Rainbow trout, Jersey Royal potato and purple asparagus salad

Pan-fried rainbow trout, Jersey Royal potato and purple asparagus salad with a wild garlic pesto

By Reyonlds

Serves four

Ingredients: 

WILD GARLIC PESTO:

  • 100g fresh wild garlic
  • 100g flat-leaf parsley
  • 60g pumpkin seeds
  • 60g Parmesan cheese, grated
  • 100ml British rapeseed oil
  • 5ml lemon juice
  • 2g sea salt flakes
  • 1g coarse black pepper

LEMON VINAIGRETTE:

  • 1 tsp caster sugar
  • 1 tsp Dijon mustard
  • 50ml white wine vinegar
  • 100ml olive oil
  • 300ml British rapeseed oil
  • Sea salt and black pepper to taste

POTATO AND ASPARAGUS SALAD:

  • 300g Jersey Royal potatoes
  • 40g capers
  • 50g spring onions, finely sliced
  • 20g flat-leaf parsley, finely chopped
  • 454g (1 bunch) purple asparagus
  • 30g olive oil
  • 100g ready-cooked pickled ox tongue
  • 100ml lemon vinaigrette

RAINBOW TROUT:

  • 4 x 250g rainbow trout fillets, gutted and scaled
  • 2g Maldon sea salt
  • 1g coarse black pepper
  • 80g unsalted butter
Preparation method: 

WILD GARLIC PESTO:

  • Sort through the wild garlic and flat-leaf parsley, removing large stalks from both. Rinse under cold water to remove any excess dirt and pat dry using some kitchen towel.
  • Place the garlic, parsley, pumpkin seeds and Parmesan in a food processor. Blitz for about one minute or until they have all combined. While the food processer is on, slowly pour in the rapeseed oil. Once this has been added, stop the machine. Add the lemon juice and blend again.
  • Finally, add the salt and pepper, pulsing each time to make sure the seasoning has been mixed through. Place into an airtight container, ready for plating.
  • When you have used what you need for the salads, this can be stored in the fridge for a week.

LEMON VINAIGRETTE:

  • Place all the ingredients into a lidded jar and shake well until everything has combined. The vinaigrette can be stored in the fridge for a week in an airtight container.

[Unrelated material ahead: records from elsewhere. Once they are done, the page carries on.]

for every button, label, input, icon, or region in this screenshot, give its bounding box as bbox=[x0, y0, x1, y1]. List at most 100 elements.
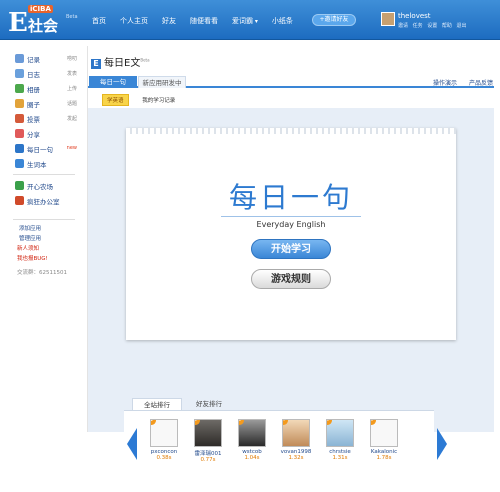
ranking-entry[interactable]: 2 雷泽瑞001 0.77s bbox=[190, 419, 226, 463]
avatar: 6 bbox=[370, 419, 398, 447]
card-subtitle: Everyday English bbox=[256, 220, 326, 229]
sidebar-item-label: 分享 bbox=[27, 131, 40, 139]
sidebar-item-vote[interactable]: 投票 发起 bbox=[13, 112, 77, 127]
link-help[interactable]: 帮助 bbox=[442, 23, 452, 29]
link-tasks[interactable]: 任务 bbox=[413, 23, 423, 29]
username[interactable]: thelovest bbox=[398, 12, 431, 20]
logo-beta: Beta bbox=[66, 14, 78, 20]
sidebar-item-action[interactable]: 话题 bbox=[67, 100, 77, 107]
manage-app-link[interactable]: 管理应用 bbox=[13, 234, 75, 244]
entry-time: 0.77s bbox=[200, 457, 216, 463]
start-learning-button[interactable]: 开始学习 bbox=[251, 239, 331, 259]
link-invite[interactable]: 邀请 bbox=[398, 23, 408, 29]
site-logo[interactable]: E iCIBA 社会 Beta bbox=[6, 4, 80, 38]
sidebar-item-label: 记录 bbox=[27, 56, 40, 64]
invite-friends-button[interactable]: +邀请好友 bbox=[312, 14, 356, 26]
user-links: 邀请 任务 设置 帮助 退出 bbox=[398, 22, 469, 29]
ranking-entry[interactable]: 5 chrstsie 1.31s bbox=[322, 419, 358, 461]
sub-tabs: 学英语 我的学习记录 bbox=[102, 94, 175, 106]
nav-friends[interactable]: 好友 bbox=[162, 16, 176, 26]
ranking-entry[interactable]: 3 wstcob 1.04s bbox=[234, 419, 270, 461]
game-rules-button[interactable]: 游戏规则 bbox=[251, 269, 331, 289]
sidebar-item-journal[interactable]: 日志 发表 bbox=[13, 67, 77, 82]
nav-home[interactable]: 首页 bbox=[92, 16, 106, 26]
tab-daily-sentence[interactable]: 每日一句 bbox=[89, 76, 137, 88]
sidebar-app-farm[interactable]: 开心农场 bbox=[13, 179, 75, 194]
sidebar-item-label: 疯狂办公室 bbox=[27, 198, 60, 206]
sidebar-item-daily[interactable]: 每日一句 new bbox=[13, 142, 77, 157]
subtab-my-record[interactable]: 我的学习记录 bbox=[142, 98, 175, 104]
rank-badge: 3 bbox=[239, 420, 244, 425]
sidebar-item-label: 生词本 bbox=[27, 161, 47, 169]
circle-icon bbox=[15, 99, 24, 108]
tab-new-app[interactable]: 新应用研发中 bbox=[138, 76, 186, 88]
sidebar-item-label: 投票 bbox=[27, 116, 40, 124]
avatar: 3 bbox=[238, 419, 266, 447]
sidebar-item-circle[interactable]: 圈子 话题 bbox=[13, 97, 77, 112]
logo-e-letter: E bbox=[8, 8, 28, 38]
logo-brand: iCIBA bbox=[28, 5, 53, 13]
sidebar-item-wordbook[interactable]: 生词本 bbox=[13, 157, 75, 172]
ranking-entry[interactable]: 4 vovan1998 1.32s bbox=[278, 419, 314, 461]
page-title-text: 每日E文 bbox=[104, 58, 141, 69]
card-title: 每日一句 bbox=[228, 181, 353, 214]
sidebar-item-label: 圈子 bbox=[27, 101, 40, 109]
sidebar-item-action[interactable]: 唠叨 bbox=[67, 55, 77, 62]
nav-browse[interactable]: 随便看看 bbox=[190, 16, 218, 26]
rank-badge: 5 bbox=[327, 420, 332, 425]
sidebar-item-action[interactable]: 发起 bbox=[67, 115, 77, 122]
arrow-right-icon[interactable] bbox=[436, 427, 448, 461]
journal-icon bbox=[15, 69, 24, 78]
add-app-link[interactable]: 添加应用 bbox=[13, 224, 75, 234]
card-divider bbox=[221, 216, 361, 217]
user-avatar[interactable] bbox=[381, 12, 395, 26]
rank-badge: 4 bbox=[283, 420, 288, 425]
entry-time: 0.38s bbox=[156, 455, 172, 461]
sidebar-app-office[interactable]: 疯狂办公室 bbox=[13, 194, 75, 209]
avatar: 4 bbox=[282, 419, 310, 447]
avatar: 2 bbox=[194, 419, 222, 447]
entry-time: 1.32s bbox=[288, 455, 304, 461]
sidebar-item-action[interactable]: 发表 bbox=[67, 70, 77, 77]
entry-time: 1.78s bbox=[376, 455, 392, 461]
sidebar-item-share[interactable]: 分享 bbox=[13, 127, 75, 142]
notes-icon bbox=[15, 54, 24, 63]
entry-time: 1.04s bbox=[244, 455, 260, 461]
ranking-list: 1 pxconcon 0.38s 2 雷泽瑞001 0.77s 3 wstcob… bbox=[124, 410, 447, 492]
nav-iciba[interactable]: 爱词霸 bbox=[232, 16, 258, 26]
daily-e-icon bbox=[15, 144, 24, 153]
logo-text: 社会 bbox=[28, 17, 59, 35]
sidebar: 记录 唠叨 日志 发表 相册 上传 圈子 话题 投票 发起 分享 每日一句 ne… bbox=[13, 52, 77, 276]
link-logout[interactable]: 退出 bbox=[456, 23, 466, 29]
subtab-learn[interactable]: 学英语 bbox=[102, 94, 129, 106]
sidebar-item-album[interactable]: 相册 上传 bbox=[13, 82, 77, 97]
sidebar-item-label: 日志 bbox=[27, 71, 40, 79]
page-title-beta: Beta bbox=[140, 57, 150, 63]
office-icon bbox=[15, 196, 24, 205]
nav-messages[interactable]: 小纸条 bbox=[272, 16, 293, 26]
sidebar-divider bbox=[13, 219, 75, 220]
link-settings[interactable]: 设置 bbox=[427, 23, 437, 29]
report-bug-link[interactable]: 我也报BUG! bbox=[13, 254, 75, 264]
demo-link[interactable]: 操作演示 bbox=[433, 80, 457, 87]
tab-site-ranking[interactable]: 全站排行 bbox=[132, 398, 182, 410]
nav-profile[interactable]: 个人主页 bbox=[120, 16, 148, 26]
sidebar-item-label: 每日一句 bbox=[27, 146, 53, 154]
entry-name: 雷泽瑞001 bbox=[194, 451, 222, 457]
tab-friend-ranking[interactable]: 好友排行 bbox=[184, 398, 234, 410]
avatar: 5 bbox=[326, 419, 354, 447]
top-bar: E iCIBA 社会 Beta 首页 个人主页 好友 随便看看 爱词霸 小纸条 … bbox=[0, 0, 500, 40]
rank-badge: 2 bbox=[195, 420, 200, 425]
newbie-notice-link[interactable]: 新人须知 bbox=[13, 244, 75, 254]
ranking-entry[interactable]: 1 pxconcon 0.38s bbox=[146, 419, 182, 461]
game-area: 每日一句 Everyday English 开始学习 游戏规则 全站排行 好友排… bbox=[88, 108, 494, 492]
sidebar-item-action[interactable]: 上传 bbox=[67, 85, 77, 92]
arrow-left-icon[interactable] bbox=[126, 427, 138, 461]
main-panel: E 每日E文Beta 每日一句 新应用研发中 操作演示 产品反馈 学英语 我的学习… bbox=[87, 46, 494, 492]
new-badge: new bbox=[66, 145, 77, 151]
ranking-entry[interactable]: 6 Kakalonic 1.78s bbox=[366, 419, 402, 461]
feedback-link[interactable]: 产品反馈 bbox=[469, 80, 493, 87]
sidebar-divider bbox=[13, 174, 75, 175]
sidebar-item-label: 相册 bbox=[27, 86, 40, 94]
sidebar-item-notes[interactable]: 记录 唠叨 bbox=[13, 52, 77, 67]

POTATO AND ASPARAGUS SALAD:

  • Thoroughly wash the Jersey Royal potatoes to remove any dirt.
  • Add the Jersey Royals to a pot of salted water, place on a medium heat and bring to the boil. Take care not to overcook the potatoes; this should take about 10 minutes. Pierce the potatoes with a sharp small vegetable knife. If the potato is cooked, it will pierce the skin without applying any pressure. Once cooked, drain off the hot water and run cold water over the potatoes to stop the cooking process. Once the potatoes are cool, use a sharp small vegetable knife to remove the skins. Cut each potato into 1cm-thick slices and set aside in a large mixing bowl.
  • Add the capers, spring onions and flat-leaf parsley to the potatoes. Clean and trim the purple asparagus into 10cm-long pieces.
  • In a pot of boiling salty water, very quickly blanch the asparagus. The best way is to place it into a basket, so that the tips of the asparagus are at the top, ensuring even cooking of the spears. Once cooked, refresh immediately into ice-cold water. Remove from the cold water and place on a tray that has been lined with paper towel; set aside ready for plating.
  • Cut the ox tongue into small pieces no bigger than 1cm dice. In a frying pan, add the olive oil and chopped ox tongue. Once the ox tongue is warm, add to the potatoes.
  • Finish the salad with the lemon vinaigrette. Add the purple asparagus only when you are about to serve the salad. Check the seasoning of the salad before plating.

RAINBOW TROUT:

  • Season the trout fillets all over with salt and pepper.
  • Heat the butter in a frying pan over a medium heat. When the butter is foaming, add the trout fillets, skin side down. Fry for two to three minutes or until the skin is crisp and golden brown and the flesh is almost cooked through. Turn over the trout fillets and fry for a further minute.
  • Remove the pan from the heat and set aside to rest. The residual heat from the pan will cook the trout fillet through.

TO FINISH:

  • Add the asparagus to the potato salad; gently mix all the ingredients together.
  • Divide this salad evenly across four plates in the centre.
  • Drain the trout on some kitchen paper and gently place the trout on top of the plated potato salad.
  • Finish the plate with the wild garlic pesto.
  • If you have any garlic flowers, you can use them to garnish the top of the rainbow trout.